The real issue, he said, is finding better ways to catch mistakes before they result in litigation. “There are probably an awful lot of near-misses that are not disclosed,” he said. He gave me an example: A doctor prescribes the wrong medication and no one finds out.
There are all kinds of systems set up to monitor patient treatment–adverse event reporting, length of hospitalization, frequency of hospital readmission–but “if there is a break in protocol and no adverse event, then how do we know there was a break in protocol?”
The specter of malpractice suits drives mistakes underground, he said. “Most doctors are intimidated by law and think it’s not for their benefit. Their interactions with the law are punitive, which does not enhance the likelihood that they will be honest with disclosures.
“Doctors see medical malpractice suits as a lottery. Some people who bring suits are not injured, and there are a lot of people who do not bring suits who are,” he said.
“And just because a payout occurs does not mean malpractice has occurred,” he added, pointing out that the insurance company, not the doctor, has the final say on whether to settle a case.
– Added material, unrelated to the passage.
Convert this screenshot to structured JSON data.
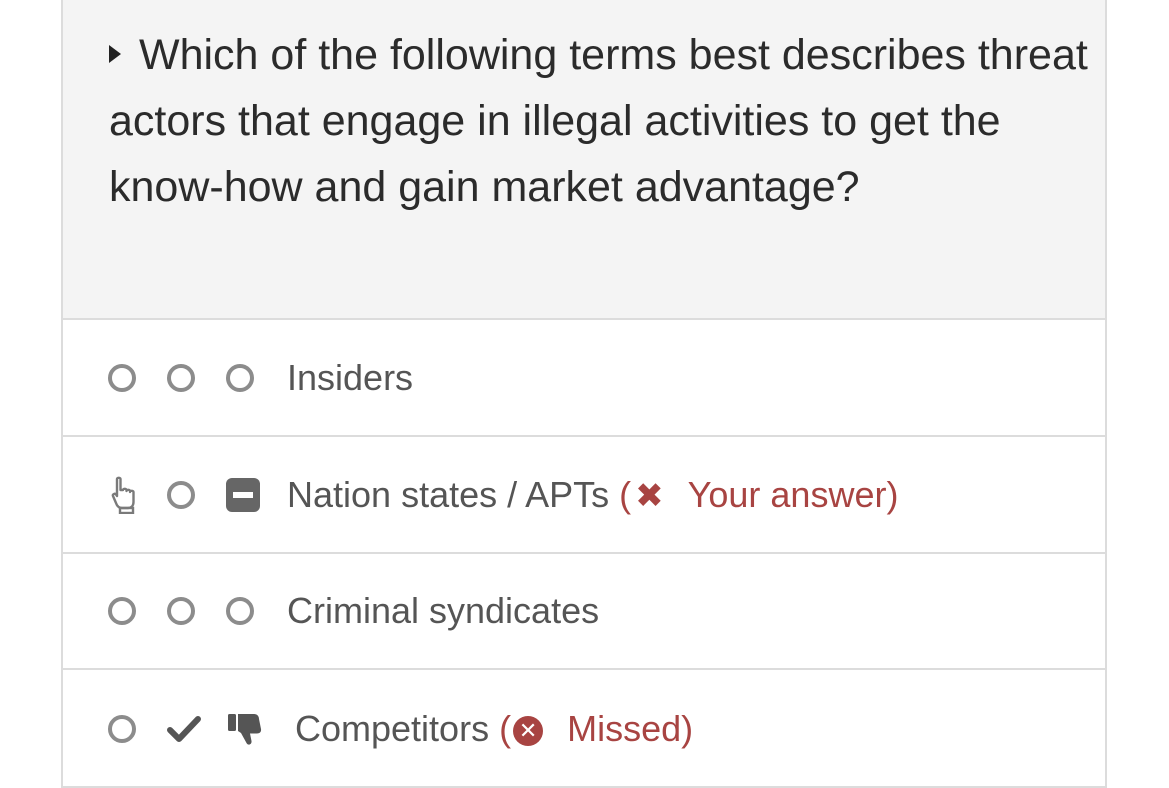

There should be a way to track near-misses because that’s where intervention can be most effective, he said. “Most mistakes do not occur in a vacuum and only once. A mistake is not a once-in-a-lifetime event,” he said, explaining that they often indicate system problems. He gave me another example: A doctor does not get biopsy results back from the lab that show carcinoma in situ in a tissue (where a cancer has not yet spread). By the time it is finally spotted, it has grown into invasive carcinoma. Doctors order a lot of lab tests and biopsies and if they don’t have a good tracking system, he said, they might not notice if one did not come back.
I asked Riepe how he’s finding being a first-year associate at 57.
“Onerous,” he said. Then he laughed. “I’m not totally treated like a first year,” he admitted.
I asked him if rainmaking is part of his job. “I hope so,” he replied, adding that he can also add a level of expertise in deposing physicians. “There are some answers that the average attorney might not latch onto,” he said.
He can’t depose witnesses unsupervised or practice as lead counsel until he completes the State Bar of Georgia’s Transition into Law Practice program in December, but he said that in his two months in practice, he’s already looked at about 20 cases. He’s been asked to review cases, prepare questions for depositions and help obtain expert witnesses.
“Being a doctor overcomes the intense suspicion a physician has when an attorney calls them,” he said.